Soft-core particles freezing to form a quasicrystal and a crystal-liquid phase

TL;DR

This study explores how soft-core particles with a two-scale potential can form novel phases, including a crystal-liquid state and a 12-fold quasicrystal, through dynamical density functional theory and simulations.

Contribution

It introduces the discovery of a crystal-liquid phase and a quasicrystalline state in soft-core particle systems with two-scale interactions, highlighting their formation mechanisms.

Findings

Identification of a crystal-liquid state with coexisting liquid and lattice particles

Observation of a 12-fold quasicrystalline phase in the system

Revelation of a nonlinear dynamical process leading to quasicrystal formation

Abstract

Systems of soft-core particles interacting via a two-scale potential are studied. The potential is responsible for peaks in the structure factor of the liquid state at two different but comparable length scales, and a similar bimodal structure is evident in the dispersion relation. Dynamical density functional theory in two dimensions is used to identify two novel states of this system, the crystal-liquid state, in which the majority of the particles are located on lattice sites but a minority remains free and so behaves like a liquid, and a 12-fold quasicrystalline state.
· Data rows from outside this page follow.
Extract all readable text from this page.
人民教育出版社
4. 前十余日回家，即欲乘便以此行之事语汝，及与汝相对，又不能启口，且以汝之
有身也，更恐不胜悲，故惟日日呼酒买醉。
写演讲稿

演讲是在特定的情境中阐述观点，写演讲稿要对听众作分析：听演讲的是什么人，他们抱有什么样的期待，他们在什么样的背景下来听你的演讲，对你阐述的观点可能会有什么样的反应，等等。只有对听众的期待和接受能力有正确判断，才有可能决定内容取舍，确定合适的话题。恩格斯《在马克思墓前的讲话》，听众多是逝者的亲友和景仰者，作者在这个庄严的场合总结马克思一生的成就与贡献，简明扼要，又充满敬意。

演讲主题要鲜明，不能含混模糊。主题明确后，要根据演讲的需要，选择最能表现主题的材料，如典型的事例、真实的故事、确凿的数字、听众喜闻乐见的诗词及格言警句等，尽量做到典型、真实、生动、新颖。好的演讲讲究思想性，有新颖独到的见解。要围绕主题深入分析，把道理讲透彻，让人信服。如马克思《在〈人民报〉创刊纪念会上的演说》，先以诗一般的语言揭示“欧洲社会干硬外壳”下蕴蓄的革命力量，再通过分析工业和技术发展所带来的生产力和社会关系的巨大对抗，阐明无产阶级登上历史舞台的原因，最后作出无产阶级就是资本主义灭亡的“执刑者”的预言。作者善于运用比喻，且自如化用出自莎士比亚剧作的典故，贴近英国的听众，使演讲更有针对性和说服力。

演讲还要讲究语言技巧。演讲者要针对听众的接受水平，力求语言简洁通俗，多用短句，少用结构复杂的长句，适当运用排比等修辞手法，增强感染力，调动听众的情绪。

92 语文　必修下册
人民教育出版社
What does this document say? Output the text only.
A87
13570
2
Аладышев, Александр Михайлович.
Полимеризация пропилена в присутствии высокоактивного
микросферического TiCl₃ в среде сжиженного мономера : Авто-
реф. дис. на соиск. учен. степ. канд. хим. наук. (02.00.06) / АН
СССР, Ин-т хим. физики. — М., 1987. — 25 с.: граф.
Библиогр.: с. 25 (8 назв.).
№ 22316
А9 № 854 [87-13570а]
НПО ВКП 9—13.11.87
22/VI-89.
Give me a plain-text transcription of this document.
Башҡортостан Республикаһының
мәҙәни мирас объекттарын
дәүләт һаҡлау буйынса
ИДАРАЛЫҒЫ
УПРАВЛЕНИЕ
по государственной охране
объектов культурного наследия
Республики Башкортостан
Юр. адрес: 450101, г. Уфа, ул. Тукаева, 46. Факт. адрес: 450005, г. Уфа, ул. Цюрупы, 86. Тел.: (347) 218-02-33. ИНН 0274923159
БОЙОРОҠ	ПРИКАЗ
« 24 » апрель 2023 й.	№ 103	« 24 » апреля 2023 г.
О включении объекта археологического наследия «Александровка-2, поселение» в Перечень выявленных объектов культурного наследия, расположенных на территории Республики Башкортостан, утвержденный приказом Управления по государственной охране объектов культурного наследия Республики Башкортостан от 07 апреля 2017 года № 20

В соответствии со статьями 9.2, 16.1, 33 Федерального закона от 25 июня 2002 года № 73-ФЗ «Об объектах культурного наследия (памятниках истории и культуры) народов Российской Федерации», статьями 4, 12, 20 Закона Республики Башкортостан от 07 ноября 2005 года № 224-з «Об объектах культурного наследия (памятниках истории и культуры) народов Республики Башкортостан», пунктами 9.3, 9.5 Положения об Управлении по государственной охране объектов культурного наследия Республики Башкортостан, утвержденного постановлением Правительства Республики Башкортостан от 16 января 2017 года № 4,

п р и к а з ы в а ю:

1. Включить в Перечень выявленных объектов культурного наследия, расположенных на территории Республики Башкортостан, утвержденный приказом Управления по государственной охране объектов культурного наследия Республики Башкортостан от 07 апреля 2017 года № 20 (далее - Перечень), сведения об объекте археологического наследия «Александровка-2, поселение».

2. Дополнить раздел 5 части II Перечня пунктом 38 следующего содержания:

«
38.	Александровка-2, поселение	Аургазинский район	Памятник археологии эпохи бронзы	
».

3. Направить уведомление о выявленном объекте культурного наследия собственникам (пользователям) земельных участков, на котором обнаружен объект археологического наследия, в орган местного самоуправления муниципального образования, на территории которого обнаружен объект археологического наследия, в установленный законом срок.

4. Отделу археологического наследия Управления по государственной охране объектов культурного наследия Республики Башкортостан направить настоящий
Both are present even for deeply quenched liquids and are found in a regime in which the liquid is unstable with respect to modulations on the smaller scale only. As a result the system initially evolves towards a small scale crystal state; this state is not a minimum of the free energy, however, and so the system subsequently attempts to reorganize to generate the lower energy larger scale crystals. This dynamical process generates a disordered state with quasicrystalline domains, and takes place even when this large scale is linearly stable, i.e., it is a nonlinear process. With controlled initial conditions a perfect quasicrystal can form. The results are corroborated using Brownian dynamics simulations.